I don’t eat a whole lot of tempeh; I like it but somehow I just don’t buy it that often. I’m glad, however, I tried it with my veggie stir fry as it truly added to the many flavors of this dish!
Everybody has their own way of preparing tempeh and I have been playing around with different ingredients for a while – so far, this is my favorite version (below). My soldier loved it so I decided to include it here:
Tempeh Marinade Ingredients
8 oz tempeh
2 tablespoon (toasted) sesame oil
3 cloves garlic, crushed
1/2 cup balsamic vinegar
1 tablespoon grain free, gluten-free organic soy sauce
1 teaspoon maple syrup
Cut tempeh into 1″ cubes.
Mix all marinade ingredients in a bowl and add tempeh.
Marinade for at least 20 minutes, then strain out tempeh and discard liquid.
Over medium-high heat, fry tempeh for about 3 minutes on each side (5-7 minutes total) until tempeh is slightly crispy and golden brown in color around the edges.
Add to finished veggie stir fry and enjoy!
But now we’re getting to the really REALLY good stuff: My Spring Veggie Stir Fry!!
Go ahead and use any spring veggies you have or feel like eating. I happened to have asparagus and spring onions along with some bok choy from my CSA box.
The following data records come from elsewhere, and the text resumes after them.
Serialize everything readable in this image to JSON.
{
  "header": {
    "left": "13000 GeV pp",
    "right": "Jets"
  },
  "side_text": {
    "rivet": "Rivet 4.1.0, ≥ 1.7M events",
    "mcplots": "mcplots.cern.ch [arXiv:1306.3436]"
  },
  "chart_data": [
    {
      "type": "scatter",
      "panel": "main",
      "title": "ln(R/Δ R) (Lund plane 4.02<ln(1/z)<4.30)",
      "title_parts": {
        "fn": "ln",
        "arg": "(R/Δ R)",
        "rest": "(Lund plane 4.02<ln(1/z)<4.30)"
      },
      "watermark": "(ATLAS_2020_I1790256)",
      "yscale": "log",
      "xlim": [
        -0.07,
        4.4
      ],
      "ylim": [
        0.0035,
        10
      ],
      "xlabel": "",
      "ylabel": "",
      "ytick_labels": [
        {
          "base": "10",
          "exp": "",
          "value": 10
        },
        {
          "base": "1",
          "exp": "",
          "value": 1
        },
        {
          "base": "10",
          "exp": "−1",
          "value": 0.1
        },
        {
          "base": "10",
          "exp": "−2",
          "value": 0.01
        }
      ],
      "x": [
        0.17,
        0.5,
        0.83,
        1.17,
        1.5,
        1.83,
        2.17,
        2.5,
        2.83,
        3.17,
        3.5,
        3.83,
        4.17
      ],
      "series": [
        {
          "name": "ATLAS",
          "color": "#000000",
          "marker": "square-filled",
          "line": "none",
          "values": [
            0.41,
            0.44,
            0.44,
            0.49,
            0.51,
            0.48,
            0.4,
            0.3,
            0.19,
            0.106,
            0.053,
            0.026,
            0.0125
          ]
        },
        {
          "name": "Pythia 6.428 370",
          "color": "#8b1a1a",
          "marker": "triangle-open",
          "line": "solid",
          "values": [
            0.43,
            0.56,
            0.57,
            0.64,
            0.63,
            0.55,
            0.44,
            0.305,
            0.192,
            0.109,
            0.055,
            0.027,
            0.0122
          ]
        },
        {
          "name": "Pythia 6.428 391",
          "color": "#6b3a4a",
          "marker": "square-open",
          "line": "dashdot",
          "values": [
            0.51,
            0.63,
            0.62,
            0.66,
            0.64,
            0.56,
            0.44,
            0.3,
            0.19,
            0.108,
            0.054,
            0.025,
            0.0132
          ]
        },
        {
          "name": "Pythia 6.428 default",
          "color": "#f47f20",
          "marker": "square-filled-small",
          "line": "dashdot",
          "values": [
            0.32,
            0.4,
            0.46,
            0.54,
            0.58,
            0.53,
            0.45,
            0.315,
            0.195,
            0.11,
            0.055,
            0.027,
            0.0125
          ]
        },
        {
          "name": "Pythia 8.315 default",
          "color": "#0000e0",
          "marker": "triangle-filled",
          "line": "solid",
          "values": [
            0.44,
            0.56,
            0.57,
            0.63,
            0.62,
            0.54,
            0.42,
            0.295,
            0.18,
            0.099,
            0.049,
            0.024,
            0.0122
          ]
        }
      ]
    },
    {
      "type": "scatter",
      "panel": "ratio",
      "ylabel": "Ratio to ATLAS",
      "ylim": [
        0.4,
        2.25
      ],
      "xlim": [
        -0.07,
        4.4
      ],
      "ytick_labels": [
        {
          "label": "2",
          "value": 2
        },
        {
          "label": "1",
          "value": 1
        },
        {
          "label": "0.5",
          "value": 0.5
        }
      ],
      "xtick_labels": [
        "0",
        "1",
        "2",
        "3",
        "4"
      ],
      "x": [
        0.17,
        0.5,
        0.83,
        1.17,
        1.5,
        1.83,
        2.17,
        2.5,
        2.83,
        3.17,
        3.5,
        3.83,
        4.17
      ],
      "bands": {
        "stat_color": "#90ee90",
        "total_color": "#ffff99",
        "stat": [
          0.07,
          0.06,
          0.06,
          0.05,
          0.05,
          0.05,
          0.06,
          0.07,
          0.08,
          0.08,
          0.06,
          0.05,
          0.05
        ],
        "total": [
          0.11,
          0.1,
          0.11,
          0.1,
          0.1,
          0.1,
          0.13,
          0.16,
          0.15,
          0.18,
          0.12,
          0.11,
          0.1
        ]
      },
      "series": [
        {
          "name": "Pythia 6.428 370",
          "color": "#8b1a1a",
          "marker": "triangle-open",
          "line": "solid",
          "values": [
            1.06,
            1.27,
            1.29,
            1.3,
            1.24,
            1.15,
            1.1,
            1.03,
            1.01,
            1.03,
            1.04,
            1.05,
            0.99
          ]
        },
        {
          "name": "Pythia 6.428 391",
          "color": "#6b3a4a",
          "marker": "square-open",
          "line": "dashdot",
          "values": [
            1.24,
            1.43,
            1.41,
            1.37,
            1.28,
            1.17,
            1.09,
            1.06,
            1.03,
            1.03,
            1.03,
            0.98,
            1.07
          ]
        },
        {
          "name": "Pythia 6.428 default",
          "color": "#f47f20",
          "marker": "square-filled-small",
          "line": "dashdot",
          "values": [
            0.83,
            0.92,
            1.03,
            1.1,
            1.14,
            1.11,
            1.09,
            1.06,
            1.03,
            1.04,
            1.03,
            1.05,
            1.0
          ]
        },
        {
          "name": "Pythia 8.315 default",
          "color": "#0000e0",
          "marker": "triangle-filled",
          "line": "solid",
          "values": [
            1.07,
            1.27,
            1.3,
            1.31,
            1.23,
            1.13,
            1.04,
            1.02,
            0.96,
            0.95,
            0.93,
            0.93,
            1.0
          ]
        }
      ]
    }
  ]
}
You can replace any of the veggies you will find in the recipe with veggies of your choice!
- 12 oz kelp noodles
- 1.5 tablespoon (toasted) sesame oil
- 1 bunch baby bok choy (separate white parts from green)
- ½ red pepper, sliced
- 3 medium spring onions, sliced (separate white parts from green)
- 1 cup green asparagus, cut into 2" pieces
- 3 cloves garlic, crushed
- 1 teaspoon fresh ginger, grated
- 2 tablespoon homemade shiitake "oyster" sauce or store-bought equivalent
- 1 tablespoon soy sauce
- 1 handful bean sprouts
- Salt to taste
- Rinse kelp noodles and set aside.
- Heat sesame oil in a large skillet over medium-high heat and begin sauteing veggies: Start with the ingredient that takes the longest to cook. Here: Baby bok choy (only the white crunchy parts), red pepper, spring onions (again, only the white part). Cook each for about 1 minute before adding the next; then asparagus, garlic, ginger and the green tops of bok choy. In total I cook these veggies for no more than 8 minutes but you may have to adjust cooking time depending on the veggies you use.
- Turn heat to low and add oyster sauce, soy sauce, bean sprouts and spring onion tops.
- Stir until all ingredients are evenly coated and heated and serve immediately over kelp noodles.